Sucesso de leitura, o jornal acabou sendo distribuído com tiragem de 200 exemplares, pelos agentes de saúde. O material pronto recebeu elogios ao ficar exposto em um museu a céu aberto da escola, por dois meses.

Caixa de diálogo

Já a caixa de diálogo foi o modo como Pamela e os professores encontraram de fortalecer o elo entre eles e os alunos. Por meio dela, os estudantes poderiam escrever tanto aquilo que os alegrava como aquilo que os incomodava. Dessa forma, teriam suas demandas, inclusive emocionais, escutadas por um professor de sua confiança.

“O objetivo é ser um canal de comunicação sigiloso, que vai garantir a privacidade e a resposta imediata a esse problema do adolescente”, esclarece a acadêmica. 

“Combinamos que ele escrevia, lacrava a cartinha, colocava o nome dele dentro e por fora era o nome do adulto que ele queria que desse essa resposta pra ele. Pretendíamos responder em dois dias; no máximo, uma semana”, conta.

 “No início, tivemos uma média de cinco cartas por dia.

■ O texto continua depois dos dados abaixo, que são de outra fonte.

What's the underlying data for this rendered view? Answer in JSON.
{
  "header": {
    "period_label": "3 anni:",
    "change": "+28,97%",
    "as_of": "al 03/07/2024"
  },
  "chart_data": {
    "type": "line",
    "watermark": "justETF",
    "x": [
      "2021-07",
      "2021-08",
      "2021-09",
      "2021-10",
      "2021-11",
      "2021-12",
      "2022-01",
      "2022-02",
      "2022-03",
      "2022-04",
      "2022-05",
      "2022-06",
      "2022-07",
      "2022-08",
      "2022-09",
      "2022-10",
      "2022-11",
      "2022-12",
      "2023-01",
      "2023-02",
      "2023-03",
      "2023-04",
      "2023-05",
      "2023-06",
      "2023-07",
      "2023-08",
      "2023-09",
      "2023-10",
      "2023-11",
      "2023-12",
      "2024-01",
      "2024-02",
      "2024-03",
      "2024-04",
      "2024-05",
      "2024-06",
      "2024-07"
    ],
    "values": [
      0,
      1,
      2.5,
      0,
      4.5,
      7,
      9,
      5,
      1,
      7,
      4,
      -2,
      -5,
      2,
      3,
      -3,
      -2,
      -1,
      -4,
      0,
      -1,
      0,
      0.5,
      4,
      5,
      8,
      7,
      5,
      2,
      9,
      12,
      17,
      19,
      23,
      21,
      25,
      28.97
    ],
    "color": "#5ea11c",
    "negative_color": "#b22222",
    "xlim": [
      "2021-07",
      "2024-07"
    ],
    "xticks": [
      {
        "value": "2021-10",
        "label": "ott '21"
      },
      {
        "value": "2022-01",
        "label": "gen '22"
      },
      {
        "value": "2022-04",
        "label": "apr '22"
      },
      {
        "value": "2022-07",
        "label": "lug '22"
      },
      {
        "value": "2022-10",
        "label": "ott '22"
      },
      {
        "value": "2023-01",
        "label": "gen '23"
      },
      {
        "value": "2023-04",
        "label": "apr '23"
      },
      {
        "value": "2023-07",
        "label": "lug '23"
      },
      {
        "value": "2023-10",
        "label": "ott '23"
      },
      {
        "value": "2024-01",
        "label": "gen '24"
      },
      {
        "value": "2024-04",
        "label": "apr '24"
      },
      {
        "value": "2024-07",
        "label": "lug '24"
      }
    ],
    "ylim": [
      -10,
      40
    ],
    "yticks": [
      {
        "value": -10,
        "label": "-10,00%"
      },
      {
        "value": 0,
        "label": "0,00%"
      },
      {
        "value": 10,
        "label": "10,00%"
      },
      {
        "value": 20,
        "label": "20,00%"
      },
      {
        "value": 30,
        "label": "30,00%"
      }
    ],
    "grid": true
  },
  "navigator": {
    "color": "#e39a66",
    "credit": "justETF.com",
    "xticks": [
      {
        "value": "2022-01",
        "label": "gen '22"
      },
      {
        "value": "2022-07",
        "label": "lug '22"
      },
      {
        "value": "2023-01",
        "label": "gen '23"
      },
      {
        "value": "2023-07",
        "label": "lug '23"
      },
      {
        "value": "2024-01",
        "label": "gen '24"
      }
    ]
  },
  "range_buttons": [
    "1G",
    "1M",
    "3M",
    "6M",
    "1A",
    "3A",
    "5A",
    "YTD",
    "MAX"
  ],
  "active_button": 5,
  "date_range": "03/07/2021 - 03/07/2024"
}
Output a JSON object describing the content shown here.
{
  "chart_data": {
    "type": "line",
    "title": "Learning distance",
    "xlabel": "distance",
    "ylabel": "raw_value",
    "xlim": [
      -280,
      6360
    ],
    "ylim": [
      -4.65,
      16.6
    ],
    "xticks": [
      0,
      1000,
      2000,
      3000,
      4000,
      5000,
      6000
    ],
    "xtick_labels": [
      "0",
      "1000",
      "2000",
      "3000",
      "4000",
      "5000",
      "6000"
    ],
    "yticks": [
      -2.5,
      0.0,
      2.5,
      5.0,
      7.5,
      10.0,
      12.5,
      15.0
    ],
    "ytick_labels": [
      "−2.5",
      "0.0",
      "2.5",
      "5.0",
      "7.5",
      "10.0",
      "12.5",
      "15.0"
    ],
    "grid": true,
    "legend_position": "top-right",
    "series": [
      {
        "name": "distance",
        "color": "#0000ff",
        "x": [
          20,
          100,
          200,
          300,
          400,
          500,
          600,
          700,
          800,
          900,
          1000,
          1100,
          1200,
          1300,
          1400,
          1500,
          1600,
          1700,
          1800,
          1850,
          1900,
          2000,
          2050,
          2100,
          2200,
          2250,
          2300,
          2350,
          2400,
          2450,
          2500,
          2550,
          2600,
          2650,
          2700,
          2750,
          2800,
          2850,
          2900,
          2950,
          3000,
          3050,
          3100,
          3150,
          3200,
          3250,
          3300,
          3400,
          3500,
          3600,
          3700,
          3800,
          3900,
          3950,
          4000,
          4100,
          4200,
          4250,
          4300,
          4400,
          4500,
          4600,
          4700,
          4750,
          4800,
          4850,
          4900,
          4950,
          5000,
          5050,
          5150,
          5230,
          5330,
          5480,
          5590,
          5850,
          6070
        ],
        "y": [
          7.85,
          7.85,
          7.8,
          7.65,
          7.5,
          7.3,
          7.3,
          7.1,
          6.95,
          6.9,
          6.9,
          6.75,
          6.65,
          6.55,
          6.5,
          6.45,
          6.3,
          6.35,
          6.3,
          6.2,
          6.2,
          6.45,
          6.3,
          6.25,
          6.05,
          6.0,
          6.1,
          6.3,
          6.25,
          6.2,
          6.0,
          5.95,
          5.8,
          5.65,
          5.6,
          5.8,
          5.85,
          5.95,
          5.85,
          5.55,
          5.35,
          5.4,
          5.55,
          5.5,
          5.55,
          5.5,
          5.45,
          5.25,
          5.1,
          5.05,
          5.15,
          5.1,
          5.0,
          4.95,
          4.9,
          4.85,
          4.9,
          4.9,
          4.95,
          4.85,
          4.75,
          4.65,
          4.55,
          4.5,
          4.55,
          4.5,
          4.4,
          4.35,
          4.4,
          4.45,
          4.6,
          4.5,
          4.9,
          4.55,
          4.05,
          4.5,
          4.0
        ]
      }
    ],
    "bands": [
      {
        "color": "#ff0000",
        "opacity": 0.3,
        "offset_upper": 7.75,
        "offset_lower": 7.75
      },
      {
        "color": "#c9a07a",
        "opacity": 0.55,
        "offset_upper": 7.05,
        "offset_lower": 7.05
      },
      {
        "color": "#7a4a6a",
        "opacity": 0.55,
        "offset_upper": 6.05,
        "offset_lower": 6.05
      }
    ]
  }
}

Algumas continham elogios, mas a maioria falava dos sentimentos, de angústia, solidão”, complementa a enfermeira, pontuando que a sua instrução para os professores foi de que não precisavam ser “especialistas” nem profissionais de saúde, mas sim demonstrar que os alunos estavam sendo verdadeiramente amparados por eles.

Bullying

A prática chamada de bullying tem origem na expressão de língua inglesa “bully”, que significa “valentão, brigão e tirano”, como menciona Pamela em um artigo sobre o tema (http://www.scielo.br/pdf/csc/v20n11/1413-8123-csc-20-11-3509.pdf). O conceito serve para caracterizar as situações em que um aluno persegue outro constantemente. Ou seja, há um padrão de atitudes. 

As agressões, como ressalta a pesquisadora, não devem ser naturalizadas. Podem ser de natureza verbal, quando aparece na forma de apelidos, xingamentos ou importunação, ou de cunho sexual. Frequentemente, as vítimas também são violentadas por meio de chutes, empurrões, socos, tapas ou tem seus pertences roubados e intencionalmente estragados.

Muitas vezes, as vítimas também acabam sendo excluídas e isoladas pelos agressores. Outro comportamento que não pode ser visto como normal é quando um aluno espalha rumores com o objetivo de manchar sua reputação e desqualificá-lo.